WSDOT reports that the north portal is taking shape near the Space Needle, including construction of the pit where the tunneling machine will emerge at the end of the job. Crews are also building the cut-and-cover tunnel that will connect the bored section of the tunnel to SR 99/Aurora Avenue North.
Crews at the south portal are continuing to work on the south portal operations building. Work is also focused on the south cut-and-cover tunnel that will connect the new south-end SR 99 roadway with the bored section of the tunnel.
“They’re still making the concrete segments in Puyallup that form the tunnel,” Newborn added. At its peak, the viaduct program will sustain more than 3,900 jobs
For the most part, SR 99 remains open during construction, except for inspection, maintenance and when the tunneling machine tunnels beneath the Viaduct, thanks in part to a construction bypass roadway that connects SR 99 to the Viaduct along the waterfront.
On budget, the project is “about two years behind schedule,” Newborn said, explaining that “STP controls the schedule.” Hoping it will be open to traffic in March 2018, she said, “The big test is when they put the borer in the ground and see how it functions. Nobody wants to see a delay.”
Light at the End
of the Tunnel
When completed, the tunnel will change the way traffic uses SR 99 in Seattle. Drivers approaching the tunnel from either direction will face a choice depending on their destination: use the tunnel to bypass downtown or exit to city streets and head into downtown. At the tunnel’s north end, downtown access will be similar to today, with on- and off-ramps near Seattle Center. From the south, new on- and off-ramps will connect SR 99 to downtown via the new waterfront street. A new overpass at the south end of downtown allows traffic to bypass train blockages near Seattle’s busiest port terminal.
Once the tunnel is operational, crews will demolish the Viaduct’s downtown waterfront section in preparation for street, transit and waterfront improvements planned by King County, City of Seattle and the Port of Seattle as part of the Alaskan Way Viaduct Replacement Program.
After the tunnel is open, WSDOT will permanently close the Battery Street Tunnel. WSDOT will then assist the city of Seattle in building a new Alaskan Way along the waterfront to connect SR 99 to downtown. “A new Alaskan Way will be built by city of Seattle,” Newborn said, “although WSDOT will be involved in the design, scope and financing.”
WSDOT’s vision is to create a “world-class waterfront on par with Sydney,” she continued. The tunnel and the new Alaskan Way are intended to be the cornerstone of the new waterfront.
But not everyone is pleased about it. Seattle environmentalists oppose the $2 billion project, noting that public transit, which carries more than 24,000 riders a week on the old Viaduct, will be inconvenienced by having to navigate surface streets into downtown next year.

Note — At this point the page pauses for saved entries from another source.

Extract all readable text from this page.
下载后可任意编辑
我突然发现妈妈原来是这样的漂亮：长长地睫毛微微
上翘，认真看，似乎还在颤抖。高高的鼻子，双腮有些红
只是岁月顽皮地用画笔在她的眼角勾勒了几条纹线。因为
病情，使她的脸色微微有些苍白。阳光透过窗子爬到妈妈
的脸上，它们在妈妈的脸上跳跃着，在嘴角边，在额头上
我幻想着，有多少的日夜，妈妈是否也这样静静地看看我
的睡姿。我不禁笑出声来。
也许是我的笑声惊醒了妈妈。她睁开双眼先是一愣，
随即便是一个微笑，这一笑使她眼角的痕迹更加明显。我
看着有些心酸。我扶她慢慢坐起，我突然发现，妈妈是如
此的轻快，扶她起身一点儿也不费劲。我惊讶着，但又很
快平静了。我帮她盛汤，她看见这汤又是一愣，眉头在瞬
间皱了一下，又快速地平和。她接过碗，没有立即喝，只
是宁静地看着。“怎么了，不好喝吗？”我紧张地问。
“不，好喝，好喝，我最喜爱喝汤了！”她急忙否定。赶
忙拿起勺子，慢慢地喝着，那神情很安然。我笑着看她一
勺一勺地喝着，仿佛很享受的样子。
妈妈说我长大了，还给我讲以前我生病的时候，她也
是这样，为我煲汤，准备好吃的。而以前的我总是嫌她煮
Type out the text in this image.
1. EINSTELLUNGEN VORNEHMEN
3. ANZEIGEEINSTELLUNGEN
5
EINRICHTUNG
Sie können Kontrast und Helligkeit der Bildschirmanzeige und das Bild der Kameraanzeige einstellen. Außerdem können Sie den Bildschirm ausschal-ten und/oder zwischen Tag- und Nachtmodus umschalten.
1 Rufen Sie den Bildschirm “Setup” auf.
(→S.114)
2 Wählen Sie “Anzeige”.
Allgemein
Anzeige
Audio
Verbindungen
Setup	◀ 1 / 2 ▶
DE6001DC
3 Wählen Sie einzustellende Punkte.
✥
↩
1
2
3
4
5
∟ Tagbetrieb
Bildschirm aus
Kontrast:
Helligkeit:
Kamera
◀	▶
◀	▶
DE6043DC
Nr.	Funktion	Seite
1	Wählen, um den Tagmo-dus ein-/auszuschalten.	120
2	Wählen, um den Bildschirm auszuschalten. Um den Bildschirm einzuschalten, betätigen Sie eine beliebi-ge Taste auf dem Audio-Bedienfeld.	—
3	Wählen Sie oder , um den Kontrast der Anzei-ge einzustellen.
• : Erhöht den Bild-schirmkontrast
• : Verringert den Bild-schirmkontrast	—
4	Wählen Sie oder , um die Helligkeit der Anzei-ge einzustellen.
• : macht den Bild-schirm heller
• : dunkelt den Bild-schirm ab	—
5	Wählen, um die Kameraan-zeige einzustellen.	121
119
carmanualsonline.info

WSDOT is working with businesses, residents and visitors to Pioneer Square to minimize inconvenience. A parking mitigation program features strategies to offset the impact of construction in the waterfront neighborhoods.
As for Bertha, once her work on the tunnel is done, STP will most likely dismantle her, possibly reusing or salvaging some of her parts for other projects.